Professor, chief physician, doctor of medicine, doctoral supervisor, member of the Communist Party of China. Currently the director of the Obstetrics and Gynecology Diagnosis and Treatment Center of the Second Hospital of Jilin University, the director of the Obstetrics and Gynecology Quality Control Center of Jilin Province, and the director of the Obstetrics and Gynecology Clinical Medicine Research Center of Jilin Province. Chairman of the Obstetrics and Gynecology Branch of Jilin Medical Association, Standing Committee Member of the Obstetrics and Gynecology Branch of the Chinese Medical Association, Standing Committee Member of the Obstetrics and Gynecology Branch of the Chinese Medical Doctor Association, Vice Chairman of the Minimally Invasive Branch of the Chinese Maternal and Child Health Association, Vice Chairman of the Reproductive Tract Disease Diagnosis and Treatment Branch of the Chinese Eugenics Association, and review expert of the Chinese Medical Science and Technology Award and the National Natural Science Foundation. At the same time, he is the deputy editor-in-chief of the Chinese Maternal and Child Health Magazine and the Obstetrics and Gynecology Channel of the Medical Reference News, the executive editor of the Modern Obstetrics and Gynecology Progress Magazine, the Chinese Practical Gynecology and Obstetrics Magazine, and the editorial board member of the Chinese Obstetrics and Gynecology Magazine. He has been engaged in clinical, scientific research, and teaching work in obstetrics and gynecology for 39 years.

| Discipline Introduction

The Obstetrics and Gynecology Diagnosis and Treatment Center of the Second Hospital of Jilin University was founded in 1948 by Professor Yin Yuzhang, a famous obstetrician and gynecologist in my country. The center is currently a Level 4 Gynecological Endoscopic Surgery Training Base of the National Health Commission, a Gynecological Endocrinologist Training Base of the Chinese Medical Doctor Association, a Critical Maternal and Child Treatment Center of Jilin Province, a Perinatal Medicine Research Center of Jilin Province, a Eugenics and Genetics Research Center of Jilin Province, a Medical Quality Control Center of Obstetrics and Gynecology of Jilin Province, a Clinical Medicine Research Center of Obstetrics and Gynecology of Jilin Province, a Key Laboratory of Eugenics and Reproductive Medicine of Jilin Province, a Key Laboratory of Targeted Diagnosis and Treatment of Gynecological Tumors of Jilin Province, an Excellent Undergraduate Teaching Team of Higher Education Institutions in Jilin Province, a Key Medical Specialty of Changchun City in the "Twelfth Five-Year Plan", and the core of obstetrics and gynecology teaching, scientific research and medical treatment in Jilin Province. It has won the honorary titles of National May 1st Women's Model Post, Provincial Health System Women's Civilization Demonstration Post, Changchun City March 8th Red Flag Collective, Advanced Unit of Maternal and Child Health Work during the "Eleventh Five-Year Plan", and Advanced Unit of Safe Midwifery in Changchun City.

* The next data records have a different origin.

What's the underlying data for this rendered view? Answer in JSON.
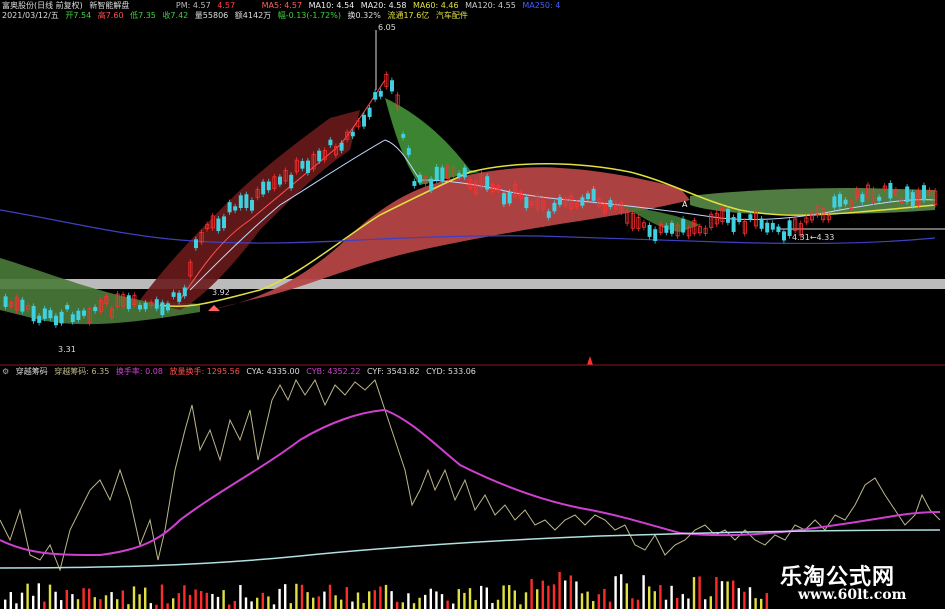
{
  "header1": {
    "stock_title": "富奥股份(日线 前复权)",
    "indicator_name": "新智能解盘",
    "pm_label": "PM: 4.57",
    "pm_value": "4.57",
    "ma5": "MA5: 4.57",
    "ma10": "MA10: 4.54",
    "ma20": "MA20: 4.58",
    "ma60": "MA60: 4.46",
    "ma120": "MA120: 4.55",
    "extra": "MA250: 4"
  },
  "header2": {
    "date": "2021/03/12/五",
    "open": "开7.54",
    "high": "高7.60",
    "low": "低7.35",
    "close": "收7.42",
    "volume": "量55806",
    "amount": "额4142万",
    "change": "幅-0.13(-1.72%)",
    "turnover": "换0.32%",
    "float_cap": "流通17.6亿",
    "sector": "汽车配件"
  },
  "annotations": {
    "peak": "6.05",
    "low1": "3.92",
    "low2": "3.31",
    "range": "4.31←4.33",
    "marker_a": "A"
  },
  "sub_header": {
    "name": "穿越筹码",
    "line1": "穿越筹码: 6.35",
    "line2": "换手率: 0.08",
    "line3": "放量换手: 1295.56",
    "cya": "CYA: 4335.00",
    "cyb": "CYB: 4352.22",
    "cyf": "CYF: 3543.82",
    "cyd": "CYD: 533.06"
  },
  "watermark": {
    "cn": "乐淘公式网",
    "url": "www.60lt.com"
  },
  "colors": {
    "up": "#ff3030",
    "down": "#40d0e0",
    "green_cloud": "#4a8a3a",
    "red_cloud": "#a03a3a",
    "yellow": "#e0e040",
    "magenta": "#d040d0",
    "khaki": "#bdb78a",
    "cyan_line": "#b0e0e0"
  }
}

The center consists of 5 gynecological treatment areas, 3 obstetric treatment areas, outpatient clinics, prenatal diagnosis center, reproductive medicine center, and research room. There are 356 open beds, more than 290,000 outpatient visits per year, and 13,000 surgeries per year. The first test-tube baby in the province was born in the Obstetrics and Gynecology Diagnosis and Treatment Center. The center was the first in the province to carry out single-port laparoscopic surgery for gynecological diseases, laparoscopic surgery for gynecological malignant tumors, the application of sentinel lymph nodes in gynecological malignant tumor surgery, pelvic floor reconstruction surgery, hysteroscopic fertility preservation surgery, laparotomy radical surgery for gynecological malignant tumors, internal iliac artery balloon implantation and embolization for the treatment of pregnant women with postpartum hemorrhage, uterine preservation strategy of cervical lifting and folding suture in case of dangerous placenta previa, cytological P16 immunochemical staining technology for the detection of cervical lesions, microsperm extraction, and improved long ovulation promotion program.